Pretty pictures of soldiers, pretty pictures of planes
Pretty pictures of cities devoured by flames.

A fanfare was played! The crowd gave a jump!
For there on the platform was Donald J. Trump!
He waved to the crowd! He held his thumbs high!
And the crowd as one man gave an audible sigh.

For here was the man who could save our great nation!
Even if things he said brought consternation
Even if there were questions about how he’d behaved
Who cared about that? Our land must be SAVED!

He strode to the podium! He repeated the oath!
His wife held the Bible! Then he kissed them both!
The crowd went bezerk! The crowd went insane!
For seventeen minutes they repeated his name!
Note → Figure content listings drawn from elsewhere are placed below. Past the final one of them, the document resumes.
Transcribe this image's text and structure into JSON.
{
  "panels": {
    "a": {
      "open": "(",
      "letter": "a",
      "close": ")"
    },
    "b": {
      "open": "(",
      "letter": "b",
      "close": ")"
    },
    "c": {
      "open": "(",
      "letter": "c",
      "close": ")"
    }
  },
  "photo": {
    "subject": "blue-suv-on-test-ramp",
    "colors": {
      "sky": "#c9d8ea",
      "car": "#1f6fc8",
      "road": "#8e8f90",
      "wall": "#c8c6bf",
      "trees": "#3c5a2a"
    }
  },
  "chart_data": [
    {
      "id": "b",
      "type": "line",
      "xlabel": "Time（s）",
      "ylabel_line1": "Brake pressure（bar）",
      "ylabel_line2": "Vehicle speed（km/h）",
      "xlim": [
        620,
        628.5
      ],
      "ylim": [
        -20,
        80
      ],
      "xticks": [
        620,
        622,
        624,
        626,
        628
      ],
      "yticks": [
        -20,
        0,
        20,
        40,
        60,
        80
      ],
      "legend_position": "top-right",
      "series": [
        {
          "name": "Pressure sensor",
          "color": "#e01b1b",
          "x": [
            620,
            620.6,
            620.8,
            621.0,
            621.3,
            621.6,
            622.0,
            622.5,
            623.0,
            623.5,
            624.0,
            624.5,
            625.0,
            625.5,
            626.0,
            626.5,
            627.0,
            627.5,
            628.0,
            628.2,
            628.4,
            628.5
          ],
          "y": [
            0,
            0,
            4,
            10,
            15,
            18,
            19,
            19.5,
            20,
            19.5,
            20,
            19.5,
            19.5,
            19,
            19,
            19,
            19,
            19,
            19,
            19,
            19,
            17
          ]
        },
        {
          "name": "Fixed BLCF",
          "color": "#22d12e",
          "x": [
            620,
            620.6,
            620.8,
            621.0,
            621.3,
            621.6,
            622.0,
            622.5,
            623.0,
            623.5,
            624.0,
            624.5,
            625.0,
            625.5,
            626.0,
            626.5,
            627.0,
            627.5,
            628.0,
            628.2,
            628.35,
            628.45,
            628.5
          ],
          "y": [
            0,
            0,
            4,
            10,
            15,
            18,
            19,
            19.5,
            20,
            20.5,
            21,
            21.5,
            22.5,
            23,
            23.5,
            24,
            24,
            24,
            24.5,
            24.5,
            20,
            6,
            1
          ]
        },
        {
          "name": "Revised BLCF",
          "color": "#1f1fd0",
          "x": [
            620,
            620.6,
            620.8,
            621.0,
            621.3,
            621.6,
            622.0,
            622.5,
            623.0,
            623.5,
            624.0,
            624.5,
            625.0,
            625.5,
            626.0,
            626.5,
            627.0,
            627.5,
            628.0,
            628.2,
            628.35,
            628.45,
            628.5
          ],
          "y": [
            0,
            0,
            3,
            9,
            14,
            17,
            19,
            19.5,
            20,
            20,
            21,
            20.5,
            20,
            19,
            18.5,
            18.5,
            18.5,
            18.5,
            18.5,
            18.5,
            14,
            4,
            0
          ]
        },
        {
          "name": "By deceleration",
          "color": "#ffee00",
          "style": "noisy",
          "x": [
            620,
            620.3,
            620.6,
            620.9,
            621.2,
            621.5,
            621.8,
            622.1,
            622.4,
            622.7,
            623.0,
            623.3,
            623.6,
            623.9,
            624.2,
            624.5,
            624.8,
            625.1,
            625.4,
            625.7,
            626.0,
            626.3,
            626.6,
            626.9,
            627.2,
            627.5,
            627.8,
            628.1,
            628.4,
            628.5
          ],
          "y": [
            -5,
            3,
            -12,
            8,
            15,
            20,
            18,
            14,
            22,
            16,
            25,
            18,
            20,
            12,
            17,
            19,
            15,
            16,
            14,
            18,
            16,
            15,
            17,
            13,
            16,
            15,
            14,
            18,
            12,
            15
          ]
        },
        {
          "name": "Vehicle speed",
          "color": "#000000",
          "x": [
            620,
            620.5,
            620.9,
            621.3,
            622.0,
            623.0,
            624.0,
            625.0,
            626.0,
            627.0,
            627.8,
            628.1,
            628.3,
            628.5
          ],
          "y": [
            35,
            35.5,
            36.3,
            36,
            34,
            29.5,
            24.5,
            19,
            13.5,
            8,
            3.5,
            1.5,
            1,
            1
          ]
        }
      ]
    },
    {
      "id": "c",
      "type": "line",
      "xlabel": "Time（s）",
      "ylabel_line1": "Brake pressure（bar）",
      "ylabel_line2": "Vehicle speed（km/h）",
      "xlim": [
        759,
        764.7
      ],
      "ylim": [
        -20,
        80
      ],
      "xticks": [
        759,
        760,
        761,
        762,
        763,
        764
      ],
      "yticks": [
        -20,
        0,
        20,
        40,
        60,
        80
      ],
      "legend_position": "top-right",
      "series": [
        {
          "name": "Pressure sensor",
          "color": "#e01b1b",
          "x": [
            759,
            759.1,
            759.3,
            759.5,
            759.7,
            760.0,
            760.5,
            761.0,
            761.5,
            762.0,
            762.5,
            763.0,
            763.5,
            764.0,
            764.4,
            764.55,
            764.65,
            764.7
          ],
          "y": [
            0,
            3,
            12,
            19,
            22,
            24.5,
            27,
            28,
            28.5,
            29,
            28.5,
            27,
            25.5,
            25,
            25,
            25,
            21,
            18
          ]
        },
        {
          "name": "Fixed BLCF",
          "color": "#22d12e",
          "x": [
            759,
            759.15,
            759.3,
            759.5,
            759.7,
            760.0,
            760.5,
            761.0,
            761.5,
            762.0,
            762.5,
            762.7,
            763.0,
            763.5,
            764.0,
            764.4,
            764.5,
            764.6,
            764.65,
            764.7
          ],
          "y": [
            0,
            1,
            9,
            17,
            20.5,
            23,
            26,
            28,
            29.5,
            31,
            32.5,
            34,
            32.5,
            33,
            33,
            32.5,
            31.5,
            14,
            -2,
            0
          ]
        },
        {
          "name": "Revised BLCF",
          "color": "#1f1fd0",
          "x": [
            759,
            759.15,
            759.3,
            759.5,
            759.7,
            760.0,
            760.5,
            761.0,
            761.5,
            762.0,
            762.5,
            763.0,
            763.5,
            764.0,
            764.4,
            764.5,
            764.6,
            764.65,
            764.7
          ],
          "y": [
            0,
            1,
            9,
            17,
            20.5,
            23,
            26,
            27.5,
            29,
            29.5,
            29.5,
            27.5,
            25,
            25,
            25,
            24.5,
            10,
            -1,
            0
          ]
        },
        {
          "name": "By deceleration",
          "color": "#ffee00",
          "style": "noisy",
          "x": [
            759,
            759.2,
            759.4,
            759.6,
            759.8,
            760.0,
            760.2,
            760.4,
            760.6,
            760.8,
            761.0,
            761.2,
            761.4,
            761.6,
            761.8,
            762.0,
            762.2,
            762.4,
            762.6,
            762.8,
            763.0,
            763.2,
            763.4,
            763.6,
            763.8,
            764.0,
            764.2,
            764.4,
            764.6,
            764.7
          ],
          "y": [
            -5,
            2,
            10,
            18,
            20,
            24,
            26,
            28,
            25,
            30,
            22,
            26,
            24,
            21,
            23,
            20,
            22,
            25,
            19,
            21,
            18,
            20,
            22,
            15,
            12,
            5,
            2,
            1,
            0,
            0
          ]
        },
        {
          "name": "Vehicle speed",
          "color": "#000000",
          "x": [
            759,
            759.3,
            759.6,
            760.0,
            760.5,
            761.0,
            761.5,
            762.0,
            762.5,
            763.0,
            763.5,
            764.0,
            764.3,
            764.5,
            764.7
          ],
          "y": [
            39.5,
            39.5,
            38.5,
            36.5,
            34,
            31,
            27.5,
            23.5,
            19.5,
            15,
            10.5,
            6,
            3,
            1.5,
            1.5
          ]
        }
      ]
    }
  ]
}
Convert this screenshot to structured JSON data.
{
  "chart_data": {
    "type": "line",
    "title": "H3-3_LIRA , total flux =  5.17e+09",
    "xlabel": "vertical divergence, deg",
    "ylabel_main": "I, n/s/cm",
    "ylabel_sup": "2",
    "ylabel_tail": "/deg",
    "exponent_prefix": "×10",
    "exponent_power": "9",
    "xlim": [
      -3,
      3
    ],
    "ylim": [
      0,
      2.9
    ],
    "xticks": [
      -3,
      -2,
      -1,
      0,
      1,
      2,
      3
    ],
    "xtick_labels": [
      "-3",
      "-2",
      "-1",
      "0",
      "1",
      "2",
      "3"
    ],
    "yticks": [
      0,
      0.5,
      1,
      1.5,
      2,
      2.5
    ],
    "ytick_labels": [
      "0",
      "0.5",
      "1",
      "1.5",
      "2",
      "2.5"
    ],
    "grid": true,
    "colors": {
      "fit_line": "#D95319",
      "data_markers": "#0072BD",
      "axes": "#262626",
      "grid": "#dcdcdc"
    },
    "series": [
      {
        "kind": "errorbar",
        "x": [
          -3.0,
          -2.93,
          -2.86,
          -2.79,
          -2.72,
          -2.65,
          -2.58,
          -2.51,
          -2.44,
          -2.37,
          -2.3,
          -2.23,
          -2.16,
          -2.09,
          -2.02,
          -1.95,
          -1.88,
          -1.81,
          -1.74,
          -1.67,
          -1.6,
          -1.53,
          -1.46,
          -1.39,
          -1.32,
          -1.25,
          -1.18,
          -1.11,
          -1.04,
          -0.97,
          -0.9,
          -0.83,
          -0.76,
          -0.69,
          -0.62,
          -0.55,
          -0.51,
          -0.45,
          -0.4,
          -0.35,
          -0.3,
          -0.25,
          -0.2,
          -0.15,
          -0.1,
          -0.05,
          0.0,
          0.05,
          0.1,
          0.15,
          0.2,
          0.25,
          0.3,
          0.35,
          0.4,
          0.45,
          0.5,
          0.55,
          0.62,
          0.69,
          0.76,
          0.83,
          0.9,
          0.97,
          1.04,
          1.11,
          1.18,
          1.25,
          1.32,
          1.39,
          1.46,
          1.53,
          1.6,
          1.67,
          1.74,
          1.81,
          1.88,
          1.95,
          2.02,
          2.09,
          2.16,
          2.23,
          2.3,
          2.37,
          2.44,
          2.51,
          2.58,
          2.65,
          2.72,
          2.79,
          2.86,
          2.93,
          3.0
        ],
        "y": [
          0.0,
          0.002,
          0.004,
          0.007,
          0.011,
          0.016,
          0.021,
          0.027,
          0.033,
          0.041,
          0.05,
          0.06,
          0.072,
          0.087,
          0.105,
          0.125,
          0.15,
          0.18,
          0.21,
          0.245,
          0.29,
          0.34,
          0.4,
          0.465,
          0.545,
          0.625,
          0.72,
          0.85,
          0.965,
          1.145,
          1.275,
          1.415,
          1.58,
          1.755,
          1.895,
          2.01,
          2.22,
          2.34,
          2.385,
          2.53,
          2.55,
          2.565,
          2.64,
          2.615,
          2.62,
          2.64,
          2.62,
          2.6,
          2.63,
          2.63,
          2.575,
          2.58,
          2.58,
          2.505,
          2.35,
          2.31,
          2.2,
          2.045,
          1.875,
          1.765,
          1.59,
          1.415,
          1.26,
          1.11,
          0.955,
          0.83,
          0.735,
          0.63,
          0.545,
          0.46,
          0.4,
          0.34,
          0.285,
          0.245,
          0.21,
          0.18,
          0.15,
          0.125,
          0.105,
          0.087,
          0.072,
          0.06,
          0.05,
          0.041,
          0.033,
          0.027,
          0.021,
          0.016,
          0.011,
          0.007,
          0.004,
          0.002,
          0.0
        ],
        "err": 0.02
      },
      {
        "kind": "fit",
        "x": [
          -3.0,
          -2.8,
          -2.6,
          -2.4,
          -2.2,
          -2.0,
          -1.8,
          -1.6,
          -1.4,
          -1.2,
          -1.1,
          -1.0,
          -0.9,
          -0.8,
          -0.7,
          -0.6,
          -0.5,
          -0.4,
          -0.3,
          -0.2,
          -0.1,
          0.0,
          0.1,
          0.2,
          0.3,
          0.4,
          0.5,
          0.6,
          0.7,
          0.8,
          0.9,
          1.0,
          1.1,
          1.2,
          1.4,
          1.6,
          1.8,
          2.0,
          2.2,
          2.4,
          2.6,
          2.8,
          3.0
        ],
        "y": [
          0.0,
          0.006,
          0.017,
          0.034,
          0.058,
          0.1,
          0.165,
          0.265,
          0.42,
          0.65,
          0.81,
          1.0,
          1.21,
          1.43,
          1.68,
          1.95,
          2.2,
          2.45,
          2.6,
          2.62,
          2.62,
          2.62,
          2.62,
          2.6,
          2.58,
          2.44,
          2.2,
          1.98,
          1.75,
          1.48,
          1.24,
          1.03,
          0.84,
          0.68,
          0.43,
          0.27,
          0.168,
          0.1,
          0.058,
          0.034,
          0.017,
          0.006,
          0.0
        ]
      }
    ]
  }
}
“My fellow Americans,” the Donald declared,
“First let me say no one needs to be scared.
“I’m the President of everyone, right down to the last
“If you don’t know that now, you’d best learn it fast.

“We’re one country, one people, and I am your head.
“Those who don’t follow will soon wish they were dead.
“We salute just one flag, pray to only one God –
“The one who corrects with the staff and the rod.

“We’re gonna be strongest! We’re gonna be best!
“We’re gonna work hard, and we will not take a rest!
“No slackers! No malcontents! No one who bitches!
“No one who gets in the way of our riches!

“We’ll dig, and we’ll drill, and we’ll take apart mountains
“To build giant malls with beautiful fountains!
“My plans will be awesome! My plans will be bold!
“To start with, I’m plating the White House in GOLD!”

The crowd was ecstatic! They screamed themselves hoarse!
So simple! So obvious! So perfect! OF COURSE!
They danced with abandon! Shot into the air!
(A few found that they could do nothing but stare.)

“And just to make sure no one provokes our anger
“We will build a new weapon – the KA-BLEWIE-KER-BANGER!!
“The biggest! The best! An explosion so YUGE
“That when I say ‘Jump,’ no one will refuse!

“America, thank you for making this choice!
“People around the world heard your voice!
“You need have no fear, you need only agree
“You need only one thing, and that thing is ME!!”

That’s when we noticed the troops on the stage
The tanks on the street, all precisely arranged
The crowd was escorted in orderly lines
To buses and trains that all left … right on time.

when we returned from the hanging

when we returned from the hanging
we were giddy with bile and with blood
at last the rascals had met their fate
the triumph of justice & good
we screamed out our rage as they pleaded
we laughed at their piteous cries
we cheered as we watched their dangling feet
and rejoiced as each one of them died
we staggered home drunk with our righteousness
and stared as we opened the doors
the hangman’s men had raided our homes
and emptied out all of our stores

Yoga in a toga (limerick)

A Roman clad only in toga
Attempted to do hatha yoga
Things were going quite grand,
Till he tried shoulder stand
With results that were crude, crass, and vulga.